Deszcz rozpadał się już na całego i nieprzerwanym strumieniem spływał z pokrytego strzechą dachu wieżyczki. Waregowie podjechali pod bramę osady, dumnie prężąc piersi, aby wyglądać na jeszcze większych. Czwórka jeźdźców miała na głowach metalowe szyszaki z szerokimi wizurami, piąty nosił rogaty hełm, a jego oczy zdawały się płonąć.
- Wracajcie do Jomsborgu, psie syny - warknął Sędzimir.
- Nie tak prędko, dziadku - odezwał się ten w rogatym hełmie. - Oddaj nam dziewczynę, a nie spalimy grodu! - Wyrwipałka zmrużył oczy, kątem oka spojrzał na Jagienkę, jednak ta stała niewzruszona.
- Niedoczekanie twoje - żachnął się Sędzimir. Mężczyzna w rogatym hełmie wydał z siebie dziwny dźwięk, coś jakby parsknięcie. Zapadła krótka cisza, a Wyrwipałka poczuł nieprzyjemny zapach krwi zmieszanej z potem, zapach śmierci.
- Daj dziewczynę, albo Kostro zginie! - warknął spod rogatego hełmu. - Następny będziesz ty, Sędzimirze. Sprawię, abyś miał szybką śmierć, tak po starej znajomości - rzucił metalicznym głosem napastnik.
- Kim jesteś?! - ryknął zaniepokojony woj. Norman ze spokojem uniósł ręce, chwycił swój rogaty hełm i zsunął go z głowy. Sędzimir ze zdziwieniem stwierdził, że rzeczywiście zna mężczyznę. Napastnik nie był nikim innym jak oprychem, którego razem z Jakubem przepędzili spod domu Jagienki, a następnie, przy pomocy straży książęcej, pojmali w gnieźnieńskiej karczmie. Sędzimir zacisnął ze złości dłonie, widok szczerzącego zęby bandyty przyprawiał go o szewską pasję.

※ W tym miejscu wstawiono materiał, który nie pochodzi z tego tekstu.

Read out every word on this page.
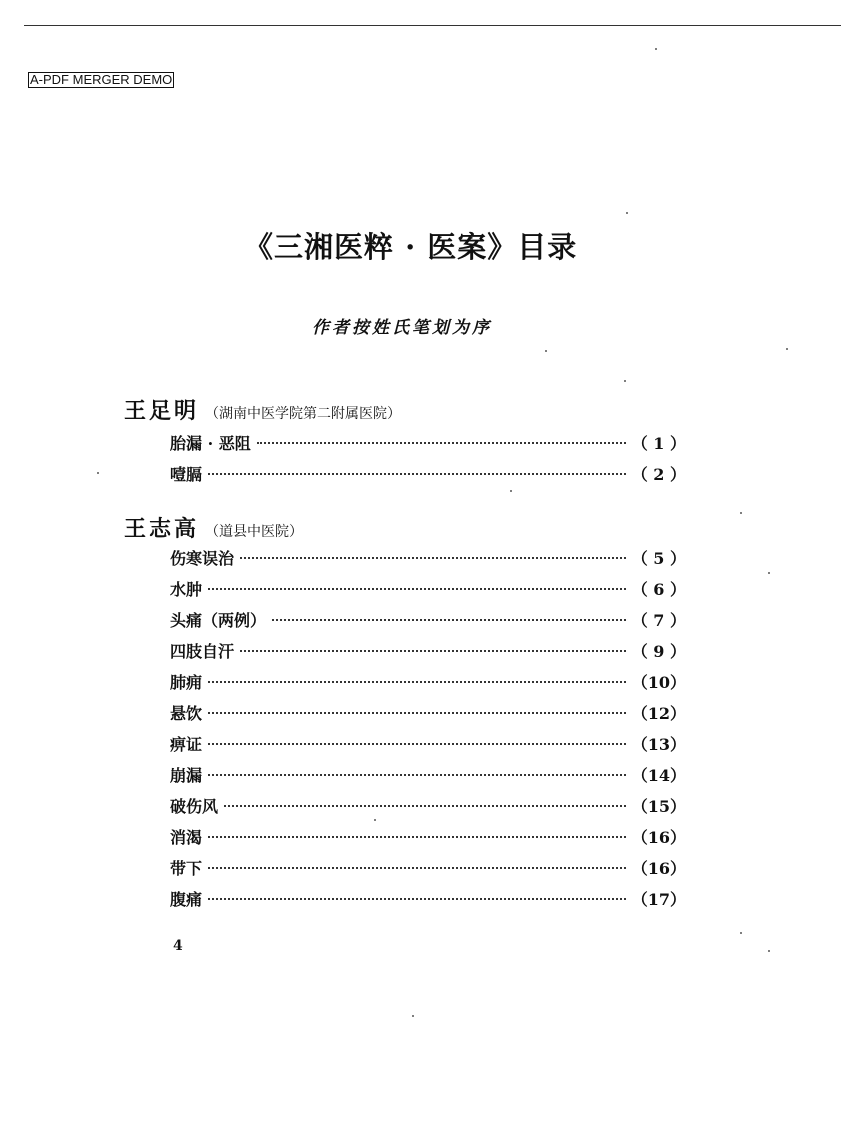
A-PDF MERGER DEMO
《三湘医粹 · 医案》目录
作者按姓氏笔划为序
王足明 （湖南中医学院第二附属医院）
胎漏 · 恶阻	（ 1 ）
噎膈	（ 2 ）
王志高 （道县中医院）
伤寒误治	（ 5 ）
水肿	（ 6 ）
头痛（两例）	（ 7 ）
四肢自汗	（ 9 ）
肺痈	（10）
悬饮	（12）
痹证	（13）
崩漏	（14）
破伤风	（15）
消渴	（16）
带下	（16）
腹痛	（17）
4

- Co zrobimy? - spytała wystraszona Jagienka i głośno przełknęła ślinę.
- Na pewno tam nie pójdziesz - odparł stanowczo Sędzimir.
- Ale Jakub…
- Gdyby rzeczywiście mieli Jakuba, to przyprowadziliby go ze sobą - powiedział pewny siebie woj. - Misławie - Sędzimir krzyknął do stojącego pod bramą Drzewca. - Odprowadź panią do dworu, my tymczasem musimy stawić czoła Normanom bez Kostro - dodał, zaciskając dłoń na rękojeści swojego miecza. Spojrzał przed siebie i ogarnął go jeszcze większy niepokój niż przed chwilą. W otaczającym lesie pojawiło się kilkadziesiąt jasnych światełek, jak się za chwilę okazało, były to zapalone groty strzał.